Frank R. McGurrin, a young law clerk in Grand Rapids, Michigan, in 1878 competed with his employer on the office's Model 1 Remington typewriter. ... By the end of the year he was able to type ninety words per minute---still considered an excellent speed now---from new copy without looking at the keyboard. ... In an 1888 contest in Cincinnati, he confronted Louis Traub, an agent for the Caligraph, possibly the best selling of the two-keyboard machines. McGurrin won decisively, achieving ninety-five words per minute from dictation and ninety-eight from copying against Traub's eighty-three and seventy-one. ... McGurrin continued on the exhibition circuit, promoting Remington as he achieved up to 125 words per minute.
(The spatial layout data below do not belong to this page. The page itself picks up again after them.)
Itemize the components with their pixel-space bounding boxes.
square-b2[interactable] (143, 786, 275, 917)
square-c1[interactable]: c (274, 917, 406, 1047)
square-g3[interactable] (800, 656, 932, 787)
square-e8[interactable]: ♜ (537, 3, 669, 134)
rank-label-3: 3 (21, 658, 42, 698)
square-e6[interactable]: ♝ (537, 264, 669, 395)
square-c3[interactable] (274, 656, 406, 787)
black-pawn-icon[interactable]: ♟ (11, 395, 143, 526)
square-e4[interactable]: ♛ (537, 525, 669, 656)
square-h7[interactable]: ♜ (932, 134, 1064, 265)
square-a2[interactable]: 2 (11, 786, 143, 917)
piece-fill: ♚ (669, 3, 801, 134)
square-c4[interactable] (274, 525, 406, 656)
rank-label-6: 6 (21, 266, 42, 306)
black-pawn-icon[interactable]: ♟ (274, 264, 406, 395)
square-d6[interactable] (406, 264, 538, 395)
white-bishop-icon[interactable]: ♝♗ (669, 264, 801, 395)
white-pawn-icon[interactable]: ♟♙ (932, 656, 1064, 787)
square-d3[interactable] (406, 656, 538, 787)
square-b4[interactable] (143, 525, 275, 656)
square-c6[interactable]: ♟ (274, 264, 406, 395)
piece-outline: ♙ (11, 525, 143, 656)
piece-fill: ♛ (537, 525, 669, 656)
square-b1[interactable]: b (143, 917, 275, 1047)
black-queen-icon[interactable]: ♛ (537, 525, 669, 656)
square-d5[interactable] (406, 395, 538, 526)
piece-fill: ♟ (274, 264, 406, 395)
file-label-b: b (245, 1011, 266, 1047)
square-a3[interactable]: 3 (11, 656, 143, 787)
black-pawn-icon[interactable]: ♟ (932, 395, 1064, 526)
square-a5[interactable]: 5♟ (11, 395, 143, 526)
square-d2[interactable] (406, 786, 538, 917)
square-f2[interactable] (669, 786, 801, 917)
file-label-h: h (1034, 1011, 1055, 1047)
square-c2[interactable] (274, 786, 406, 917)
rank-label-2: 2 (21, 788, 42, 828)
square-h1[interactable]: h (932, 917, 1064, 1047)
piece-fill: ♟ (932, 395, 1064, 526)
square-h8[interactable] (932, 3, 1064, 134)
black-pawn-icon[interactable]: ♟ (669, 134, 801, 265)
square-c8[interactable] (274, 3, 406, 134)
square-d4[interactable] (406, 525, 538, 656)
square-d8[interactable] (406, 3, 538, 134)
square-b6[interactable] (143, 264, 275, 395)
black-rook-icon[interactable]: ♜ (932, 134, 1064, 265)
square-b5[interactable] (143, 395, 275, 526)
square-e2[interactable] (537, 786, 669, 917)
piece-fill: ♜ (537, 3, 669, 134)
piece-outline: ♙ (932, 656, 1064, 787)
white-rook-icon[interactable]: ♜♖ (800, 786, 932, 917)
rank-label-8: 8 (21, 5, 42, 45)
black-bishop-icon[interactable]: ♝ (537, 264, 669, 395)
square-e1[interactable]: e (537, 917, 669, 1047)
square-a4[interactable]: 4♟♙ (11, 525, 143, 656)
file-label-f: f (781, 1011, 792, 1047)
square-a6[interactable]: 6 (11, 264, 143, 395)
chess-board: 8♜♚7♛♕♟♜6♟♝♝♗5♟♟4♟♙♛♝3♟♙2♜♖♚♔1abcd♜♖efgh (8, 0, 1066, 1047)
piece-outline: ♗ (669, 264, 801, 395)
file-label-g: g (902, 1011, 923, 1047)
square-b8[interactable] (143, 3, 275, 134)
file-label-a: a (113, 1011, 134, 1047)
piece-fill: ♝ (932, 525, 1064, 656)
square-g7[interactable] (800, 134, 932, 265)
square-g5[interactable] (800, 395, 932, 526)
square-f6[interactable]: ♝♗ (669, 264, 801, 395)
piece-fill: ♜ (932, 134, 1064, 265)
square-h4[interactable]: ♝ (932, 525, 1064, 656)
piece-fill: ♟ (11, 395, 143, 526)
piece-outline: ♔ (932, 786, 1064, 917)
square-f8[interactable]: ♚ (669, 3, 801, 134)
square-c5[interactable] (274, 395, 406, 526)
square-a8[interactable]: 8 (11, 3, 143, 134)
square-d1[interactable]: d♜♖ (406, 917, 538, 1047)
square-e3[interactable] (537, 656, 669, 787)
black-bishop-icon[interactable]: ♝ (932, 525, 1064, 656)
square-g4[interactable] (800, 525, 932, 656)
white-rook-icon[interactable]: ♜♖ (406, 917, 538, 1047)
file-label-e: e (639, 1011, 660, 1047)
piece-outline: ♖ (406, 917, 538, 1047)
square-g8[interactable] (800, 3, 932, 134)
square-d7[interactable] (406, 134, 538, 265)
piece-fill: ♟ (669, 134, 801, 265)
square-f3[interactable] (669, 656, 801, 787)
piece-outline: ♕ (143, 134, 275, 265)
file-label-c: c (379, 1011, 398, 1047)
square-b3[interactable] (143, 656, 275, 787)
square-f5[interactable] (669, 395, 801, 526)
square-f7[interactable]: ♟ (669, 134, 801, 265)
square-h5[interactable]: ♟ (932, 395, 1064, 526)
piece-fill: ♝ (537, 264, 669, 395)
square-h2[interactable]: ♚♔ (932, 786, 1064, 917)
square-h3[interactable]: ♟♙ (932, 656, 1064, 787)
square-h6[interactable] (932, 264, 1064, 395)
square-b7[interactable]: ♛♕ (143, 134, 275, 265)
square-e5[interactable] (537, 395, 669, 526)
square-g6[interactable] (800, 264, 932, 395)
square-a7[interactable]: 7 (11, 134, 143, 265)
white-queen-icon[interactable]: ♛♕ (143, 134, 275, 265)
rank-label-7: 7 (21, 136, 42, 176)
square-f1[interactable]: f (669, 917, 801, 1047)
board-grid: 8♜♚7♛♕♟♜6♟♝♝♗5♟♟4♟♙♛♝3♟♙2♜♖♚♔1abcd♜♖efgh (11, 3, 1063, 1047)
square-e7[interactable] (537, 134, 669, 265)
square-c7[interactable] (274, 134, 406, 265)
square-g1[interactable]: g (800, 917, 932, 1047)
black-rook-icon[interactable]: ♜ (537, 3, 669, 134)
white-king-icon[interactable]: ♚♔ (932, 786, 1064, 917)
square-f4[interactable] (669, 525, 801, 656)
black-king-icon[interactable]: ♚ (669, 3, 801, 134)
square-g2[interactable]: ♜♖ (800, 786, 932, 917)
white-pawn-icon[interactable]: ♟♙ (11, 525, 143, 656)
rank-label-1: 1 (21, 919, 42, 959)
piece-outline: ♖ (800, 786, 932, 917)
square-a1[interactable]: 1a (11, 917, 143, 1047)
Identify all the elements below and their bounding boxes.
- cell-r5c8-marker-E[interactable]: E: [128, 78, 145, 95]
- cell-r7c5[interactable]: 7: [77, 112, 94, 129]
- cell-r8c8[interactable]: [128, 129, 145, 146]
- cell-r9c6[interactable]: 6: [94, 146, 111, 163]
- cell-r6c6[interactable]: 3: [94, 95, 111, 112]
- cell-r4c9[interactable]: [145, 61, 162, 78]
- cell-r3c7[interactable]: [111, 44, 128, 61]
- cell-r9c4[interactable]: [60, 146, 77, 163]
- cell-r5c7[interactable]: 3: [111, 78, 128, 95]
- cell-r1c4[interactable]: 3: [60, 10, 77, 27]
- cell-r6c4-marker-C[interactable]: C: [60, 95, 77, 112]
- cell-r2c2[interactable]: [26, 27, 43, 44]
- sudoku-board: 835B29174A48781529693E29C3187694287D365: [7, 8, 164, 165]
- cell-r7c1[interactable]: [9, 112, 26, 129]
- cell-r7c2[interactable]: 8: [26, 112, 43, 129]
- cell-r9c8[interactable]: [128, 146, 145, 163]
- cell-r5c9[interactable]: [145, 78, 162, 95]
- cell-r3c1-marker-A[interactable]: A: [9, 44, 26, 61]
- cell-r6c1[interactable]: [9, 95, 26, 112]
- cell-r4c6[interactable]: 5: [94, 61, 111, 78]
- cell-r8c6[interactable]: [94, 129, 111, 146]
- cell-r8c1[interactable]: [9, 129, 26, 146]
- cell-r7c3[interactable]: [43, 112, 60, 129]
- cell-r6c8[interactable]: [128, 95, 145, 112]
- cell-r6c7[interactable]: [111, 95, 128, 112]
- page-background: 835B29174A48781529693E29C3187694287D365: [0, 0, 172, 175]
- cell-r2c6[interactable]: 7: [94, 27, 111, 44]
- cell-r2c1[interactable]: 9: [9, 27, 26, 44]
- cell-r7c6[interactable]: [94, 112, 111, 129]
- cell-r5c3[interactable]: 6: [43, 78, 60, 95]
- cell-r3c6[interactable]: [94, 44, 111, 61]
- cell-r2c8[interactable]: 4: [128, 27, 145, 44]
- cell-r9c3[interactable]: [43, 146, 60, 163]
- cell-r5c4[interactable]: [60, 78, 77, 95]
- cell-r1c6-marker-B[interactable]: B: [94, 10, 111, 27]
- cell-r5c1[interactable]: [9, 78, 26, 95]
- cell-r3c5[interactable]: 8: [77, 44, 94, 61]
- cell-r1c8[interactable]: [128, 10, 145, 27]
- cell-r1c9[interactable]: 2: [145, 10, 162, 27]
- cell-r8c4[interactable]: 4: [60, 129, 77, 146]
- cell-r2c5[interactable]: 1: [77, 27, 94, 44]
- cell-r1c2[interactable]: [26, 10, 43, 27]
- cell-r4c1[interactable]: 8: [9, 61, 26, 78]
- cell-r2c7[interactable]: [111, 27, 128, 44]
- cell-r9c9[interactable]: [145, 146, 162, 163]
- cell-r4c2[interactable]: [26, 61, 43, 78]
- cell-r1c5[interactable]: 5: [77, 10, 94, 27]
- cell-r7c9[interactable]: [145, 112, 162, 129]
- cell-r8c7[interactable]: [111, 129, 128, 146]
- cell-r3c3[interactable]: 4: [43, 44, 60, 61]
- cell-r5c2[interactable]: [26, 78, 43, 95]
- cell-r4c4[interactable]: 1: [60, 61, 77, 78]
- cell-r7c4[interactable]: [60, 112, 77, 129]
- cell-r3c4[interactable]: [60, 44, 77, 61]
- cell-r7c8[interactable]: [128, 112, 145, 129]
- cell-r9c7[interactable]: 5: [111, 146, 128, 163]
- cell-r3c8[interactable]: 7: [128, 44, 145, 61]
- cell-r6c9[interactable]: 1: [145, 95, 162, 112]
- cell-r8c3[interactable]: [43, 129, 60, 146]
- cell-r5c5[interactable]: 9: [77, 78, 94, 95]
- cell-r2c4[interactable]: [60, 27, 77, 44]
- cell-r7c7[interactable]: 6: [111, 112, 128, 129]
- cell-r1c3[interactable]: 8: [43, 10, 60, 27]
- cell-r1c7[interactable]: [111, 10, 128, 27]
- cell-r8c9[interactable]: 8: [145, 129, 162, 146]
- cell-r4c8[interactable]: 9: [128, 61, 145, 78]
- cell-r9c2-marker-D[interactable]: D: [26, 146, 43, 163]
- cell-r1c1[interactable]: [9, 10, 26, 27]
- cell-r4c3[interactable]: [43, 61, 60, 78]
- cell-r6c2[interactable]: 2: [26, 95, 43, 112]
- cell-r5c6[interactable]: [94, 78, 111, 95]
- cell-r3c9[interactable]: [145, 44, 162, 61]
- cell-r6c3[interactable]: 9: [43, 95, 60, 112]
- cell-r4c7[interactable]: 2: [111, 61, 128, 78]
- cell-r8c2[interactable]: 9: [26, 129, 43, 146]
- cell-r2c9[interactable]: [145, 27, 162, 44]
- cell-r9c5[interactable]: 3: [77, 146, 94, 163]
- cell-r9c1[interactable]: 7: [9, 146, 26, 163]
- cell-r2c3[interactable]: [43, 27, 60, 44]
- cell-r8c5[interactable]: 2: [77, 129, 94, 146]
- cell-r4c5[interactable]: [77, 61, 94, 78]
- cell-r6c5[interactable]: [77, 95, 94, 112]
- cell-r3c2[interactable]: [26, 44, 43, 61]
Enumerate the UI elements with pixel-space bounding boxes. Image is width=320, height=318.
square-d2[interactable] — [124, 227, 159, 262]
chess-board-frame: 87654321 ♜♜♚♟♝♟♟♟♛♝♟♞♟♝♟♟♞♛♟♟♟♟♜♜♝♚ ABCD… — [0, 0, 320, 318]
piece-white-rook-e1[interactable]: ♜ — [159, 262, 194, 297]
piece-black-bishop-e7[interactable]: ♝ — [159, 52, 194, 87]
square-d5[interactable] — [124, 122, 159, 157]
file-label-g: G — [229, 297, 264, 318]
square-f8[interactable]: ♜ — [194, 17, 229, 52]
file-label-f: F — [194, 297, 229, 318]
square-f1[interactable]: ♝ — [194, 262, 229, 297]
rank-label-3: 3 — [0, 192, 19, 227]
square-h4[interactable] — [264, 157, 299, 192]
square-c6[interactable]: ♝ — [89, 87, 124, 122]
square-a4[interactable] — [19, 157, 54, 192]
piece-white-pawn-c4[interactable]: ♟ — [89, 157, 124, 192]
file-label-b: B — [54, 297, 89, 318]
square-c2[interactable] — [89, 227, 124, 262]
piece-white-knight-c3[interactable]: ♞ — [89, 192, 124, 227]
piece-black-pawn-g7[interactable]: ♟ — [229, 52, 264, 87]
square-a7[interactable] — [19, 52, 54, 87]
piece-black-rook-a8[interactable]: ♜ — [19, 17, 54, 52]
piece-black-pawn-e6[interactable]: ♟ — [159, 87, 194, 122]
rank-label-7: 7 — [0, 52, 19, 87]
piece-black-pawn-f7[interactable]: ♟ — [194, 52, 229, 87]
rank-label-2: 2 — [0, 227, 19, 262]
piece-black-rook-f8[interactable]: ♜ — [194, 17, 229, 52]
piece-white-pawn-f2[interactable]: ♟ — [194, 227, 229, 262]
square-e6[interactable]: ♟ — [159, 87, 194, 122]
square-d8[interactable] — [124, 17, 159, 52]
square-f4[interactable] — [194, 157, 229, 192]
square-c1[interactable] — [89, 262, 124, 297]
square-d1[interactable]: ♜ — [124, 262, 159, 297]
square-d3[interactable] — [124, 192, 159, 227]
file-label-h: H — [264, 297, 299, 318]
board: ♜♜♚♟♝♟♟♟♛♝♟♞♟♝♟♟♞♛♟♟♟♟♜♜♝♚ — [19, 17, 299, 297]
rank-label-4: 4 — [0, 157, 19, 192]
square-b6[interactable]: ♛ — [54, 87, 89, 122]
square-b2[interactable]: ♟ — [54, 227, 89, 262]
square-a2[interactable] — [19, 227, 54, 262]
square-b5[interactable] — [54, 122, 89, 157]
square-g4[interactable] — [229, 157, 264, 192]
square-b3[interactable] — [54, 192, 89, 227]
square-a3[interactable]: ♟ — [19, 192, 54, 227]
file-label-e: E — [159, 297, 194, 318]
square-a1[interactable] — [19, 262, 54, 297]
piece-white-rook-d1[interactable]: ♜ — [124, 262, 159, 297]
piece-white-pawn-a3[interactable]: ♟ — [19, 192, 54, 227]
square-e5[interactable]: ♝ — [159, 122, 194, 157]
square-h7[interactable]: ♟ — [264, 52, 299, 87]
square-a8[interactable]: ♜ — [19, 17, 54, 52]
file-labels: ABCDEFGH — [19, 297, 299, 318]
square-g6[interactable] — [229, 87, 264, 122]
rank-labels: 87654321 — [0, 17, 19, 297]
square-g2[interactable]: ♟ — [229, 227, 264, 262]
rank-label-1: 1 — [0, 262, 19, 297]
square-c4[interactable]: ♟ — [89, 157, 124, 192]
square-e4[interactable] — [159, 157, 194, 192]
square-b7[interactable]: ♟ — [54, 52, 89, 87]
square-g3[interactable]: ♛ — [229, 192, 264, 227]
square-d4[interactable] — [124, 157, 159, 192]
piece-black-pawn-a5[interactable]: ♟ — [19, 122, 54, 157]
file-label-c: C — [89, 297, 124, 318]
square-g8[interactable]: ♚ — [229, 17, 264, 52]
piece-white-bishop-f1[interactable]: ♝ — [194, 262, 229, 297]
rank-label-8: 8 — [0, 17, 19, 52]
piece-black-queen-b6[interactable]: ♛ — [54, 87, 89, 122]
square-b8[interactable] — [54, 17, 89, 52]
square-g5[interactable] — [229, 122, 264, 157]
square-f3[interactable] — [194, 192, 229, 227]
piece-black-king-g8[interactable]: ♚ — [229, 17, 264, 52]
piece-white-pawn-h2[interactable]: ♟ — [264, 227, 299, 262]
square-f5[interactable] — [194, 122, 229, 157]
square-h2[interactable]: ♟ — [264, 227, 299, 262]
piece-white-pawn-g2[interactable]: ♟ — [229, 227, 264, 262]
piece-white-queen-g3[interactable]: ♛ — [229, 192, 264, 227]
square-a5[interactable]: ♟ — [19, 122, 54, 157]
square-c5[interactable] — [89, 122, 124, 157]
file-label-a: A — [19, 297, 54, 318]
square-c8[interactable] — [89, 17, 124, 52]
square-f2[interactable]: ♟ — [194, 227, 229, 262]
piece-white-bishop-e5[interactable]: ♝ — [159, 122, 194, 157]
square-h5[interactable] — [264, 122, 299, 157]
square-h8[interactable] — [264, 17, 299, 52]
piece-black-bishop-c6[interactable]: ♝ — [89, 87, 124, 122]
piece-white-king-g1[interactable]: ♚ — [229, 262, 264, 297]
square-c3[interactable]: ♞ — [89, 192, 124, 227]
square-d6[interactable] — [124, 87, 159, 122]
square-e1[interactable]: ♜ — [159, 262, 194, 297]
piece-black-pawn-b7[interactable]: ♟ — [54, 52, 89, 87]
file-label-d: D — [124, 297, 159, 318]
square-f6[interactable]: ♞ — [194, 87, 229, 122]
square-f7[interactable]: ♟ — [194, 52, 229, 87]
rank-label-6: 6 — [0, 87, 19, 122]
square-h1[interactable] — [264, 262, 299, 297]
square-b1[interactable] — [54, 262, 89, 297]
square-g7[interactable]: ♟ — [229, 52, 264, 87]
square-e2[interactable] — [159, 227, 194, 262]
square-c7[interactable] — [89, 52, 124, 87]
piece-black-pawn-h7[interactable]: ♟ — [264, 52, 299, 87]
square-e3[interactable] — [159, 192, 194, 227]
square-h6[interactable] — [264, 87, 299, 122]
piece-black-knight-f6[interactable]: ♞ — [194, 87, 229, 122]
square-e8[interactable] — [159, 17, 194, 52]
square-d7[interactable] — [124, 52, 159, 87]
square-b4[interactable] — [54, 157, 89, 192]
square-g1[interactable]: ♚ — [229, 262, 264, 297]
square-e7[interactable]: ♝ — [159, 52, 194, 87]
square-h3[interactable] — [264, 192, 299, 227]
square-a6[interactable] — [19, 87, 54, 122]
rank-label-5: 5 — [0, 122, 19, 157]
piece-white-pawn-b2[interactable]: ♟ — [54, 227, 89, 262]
For all his prowess, McGurrin had no students and published no books. -- Edward Tenner: Our Own Devices, Alfred A. Knopf, New York (2003).

Frank R. McGurrin? Well, R seems wrong for the middle name of Mr. Frank Edward McGurrin. In fact Mr. McGurrin had several students. In 1890, for example, he taught typewriting in his shorthand college at the Progress Building, Salt Lake City (cf. "Practical Shorthand College", The Salt Lake Daily Tribune, Vol.38, No.97 (February 4, 1890), p.4, l.7). And Mr. McGurrin wrote at least one book, titled "Typewriter Speed and How to Acquire It" (J. F. McClain, New York, 1891) with five other leading typists at that time: Miss Mae E. Orr, Mr. Edward James Manning, Miss Emmeline S. Owen, Mr. Thomas W. Osborne, and Mr. George Alexander McBride. In this book Mr. McGurrin mentioned the way how he operated Remington without looking at the keyboard.